We have also provided a general algorithm for solving MSPS with time complexity linear in the size of the graph but superexponential in the treewidth parameter of the graph. The algorithm is applicable to both directed and undirected graphs, including graphs with cycles, as long as the treewidth is small. We note that some established representations of pangenome graphs (including elastic degenerate strings and directed acyclic graphs with a constant arc-width) indeed have a small treewidth parameter which makes the application of our algorithm practical in these cases.
There are multiple avenues for future work in this area. First, at present there is no single universally accepted method for transforming a set of sequences or a multiple alignment to a pangenome graph. Indeed, the same set of sequences can be potentially represented by many different graphs with quite different properties. The running time of downstream analysis algorithms is influenced by some of these properties, including the treewidth considered in our work as well as other parameters considered previously (Tomescu et al., 2015; Mäkinen et al., 2019; Chang et al., 2020; Chandra and Jain, 2023). To this end, it would be interesting to conduct a practical comparison of treewidth and other relevant parameters in pangenome graphs constructed by currently available software tools from real biological sequences and study whether modifications in construction algorithms lead to more favorable values of such parameters.
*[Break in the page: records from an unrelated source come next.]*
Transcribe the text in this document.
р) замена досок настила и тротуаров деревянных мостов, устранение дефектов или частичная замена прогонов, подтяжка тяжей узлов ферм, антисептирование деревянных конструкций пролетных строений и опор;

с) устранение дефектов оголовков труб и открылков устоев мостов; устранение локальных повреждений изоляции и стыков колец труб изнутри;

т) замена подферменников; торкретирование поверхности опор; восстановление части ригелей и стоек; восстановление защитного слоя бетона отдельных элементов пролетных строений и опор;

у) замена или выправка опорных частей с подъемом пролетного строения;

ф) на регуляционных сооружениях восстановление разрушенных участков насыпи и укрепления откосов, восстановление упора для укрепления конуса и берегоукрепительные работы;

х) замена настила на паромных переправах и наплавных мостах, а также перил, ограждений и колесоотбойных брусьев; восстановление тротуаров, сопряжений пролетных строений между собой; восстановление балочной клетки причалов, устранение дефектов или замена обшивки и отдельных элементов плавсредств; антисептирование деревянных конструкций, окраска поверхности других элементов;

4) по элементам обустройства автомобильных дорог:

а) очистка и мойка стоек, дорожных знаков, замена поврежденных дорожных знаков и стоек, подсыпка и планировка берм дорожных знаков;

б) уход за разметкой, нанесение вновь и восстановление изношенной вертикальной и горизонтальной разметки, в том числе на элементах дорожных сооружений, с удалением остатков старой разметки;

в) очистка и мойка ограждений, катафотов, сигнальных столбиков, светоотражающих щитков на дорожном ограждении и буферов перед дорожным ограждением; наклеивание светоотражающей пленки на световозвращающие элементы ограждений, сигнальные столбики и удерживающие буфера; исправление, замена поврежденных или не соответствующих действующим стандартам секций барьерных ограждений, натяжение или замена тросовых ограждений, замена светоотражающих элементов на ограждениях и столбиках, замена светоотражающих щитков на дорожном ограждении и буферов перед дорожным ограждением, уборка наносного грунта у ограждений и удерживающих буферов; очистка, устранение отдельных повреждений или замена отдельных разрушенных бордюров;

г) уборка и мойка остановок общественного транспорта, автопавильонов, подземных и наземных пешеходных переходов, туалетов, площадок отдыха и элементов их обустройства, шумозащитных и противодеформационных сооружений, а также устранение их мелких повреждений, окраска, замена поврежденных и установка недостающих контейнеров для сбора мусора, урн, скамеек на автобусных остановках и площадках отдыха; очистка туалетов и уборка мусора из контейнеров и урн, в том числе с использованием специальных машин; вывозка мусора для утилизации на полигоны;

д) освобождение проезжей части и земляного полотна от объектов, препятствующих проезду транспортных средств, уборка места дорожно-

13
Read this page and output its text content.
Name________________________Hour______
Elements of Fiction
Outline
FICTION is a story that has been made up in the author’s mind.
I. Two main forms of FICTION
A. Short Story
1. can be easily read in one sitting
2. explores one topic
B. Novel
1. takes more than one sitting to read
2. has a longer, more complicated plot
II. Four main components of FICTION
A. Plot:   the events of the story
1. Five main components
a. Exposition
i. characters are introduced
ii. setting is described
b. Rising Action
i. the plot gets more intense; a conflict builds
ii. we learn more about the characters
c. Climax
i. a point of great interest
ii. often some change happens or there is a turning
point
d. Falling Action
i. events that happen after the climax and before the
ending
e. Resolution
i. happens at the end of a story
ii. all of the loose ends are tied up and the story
Even if a pangenome graph as a whole does not have a small treewidth but only a few bags are large, with some modifications our algorithm may still be applicable. Parts of the computation corresponding to the large bags may be either replaced by heuristics reducing the set of configurations considered, or replaced by methods such as integer linear programming. With such approaches it should be possible to develop a practical software tool applicable to many instances of the real pangenome graphs.
Our generalization of the maximum-scoring segments sets replaced segments with paths, which seems to be a natural extension, as in acyclic pangenomes the original genome sequences indeed correspond to paths. However, in a pangenome with cycles, a sequence with repeated substrings can be represented by a walk with some vertices repeating multiple times. It might be therefore desirable to consider versions of the problem allowing such walks, but the problem needs to be formulated with care to avoid unwanted optima in which a cycle with a positive score is repeated infinitely many times. In diploid organisms, a typical chromosome is present in two similar copies, which motivates further extension of looking for two separate sets of disjoint paths or walks, one per haploid genome. An appropriate scoring of such solution sets to avoid trivial outcomes is also a challenge.
Data availability statement
The original contributions presented in the study are included in the article/supplementary material, further inquiries can be directed to the corresponding author.
Author contributions
BB: Conceptualization, Formal Analysis, Methodology, Project administration, Supervision, Writing–original draft, Writing–review and editing. TG: Conceptualization, Formal Analysis, Writing–original draft, Writing–review and editing. EH: Formal Analysis, Investigation, Writing–original draft. TV: Conceptualization, Formal Analysis, Writing–original draft, Writing–review and editing.
Funding
The authors declare that financial support was received for the research, authorship, and/or publication of this article. BB and TV funded by Slovak Research Agency VEGA 1/0538/22, Slovak Research and Development Agency APVV-22-0144. TG funded by NIH/NHGRI grant R01HG011392 to Ben Langmead and by NSERC Discovery Grant RGPIN-07185-2020. This research was also supported by grants from the European Union’s Horizon 2020 research and innovation programme under the Marie Skłodowska-Curie grant agreement No. 872539 (PANGAIA) and No. 956229 (ALPACA).
Acknowledgments
The authors would like to thank the referees for many useful comments and Rastislav Královič for suggesting studying series-parallel graphs.
Conflict of interest
The authors declare that the research was conducted in the absence of any commercial or financial relationships that could be construed as a potential conflict of interest.
Publisher’s note
All claims expressed in this article are solely those of the authors and do not necessarily represent those of their affiliated organizations, or those of the publisher, the editors and the reviewers. Any product that may be evaluated in this article, or claim that may be made by its manufacturer, is not guaranteed or endorsed by the publisher.
References
Arnborg, S., Corneil, D. G., and Proskurowski, A. (1987). Complexity of finding embeddings in a k-tree. SIAM J. Algebraic Discrete Methods 8, 277–284. doi:10.1137/0608024
Arnborg, S., Lagergren, J., and Seese, D. (1991). Easy problems for tree-decomposable graphs. J. Algorithms 12, 308–340. doi:10.1016/0196-6774(91)90006-k
Bengtsson, F., and Chen, J. (2007). Computing maximum-scoring segments optimally. Luleå, Sweden: Luleå tekniska universitet.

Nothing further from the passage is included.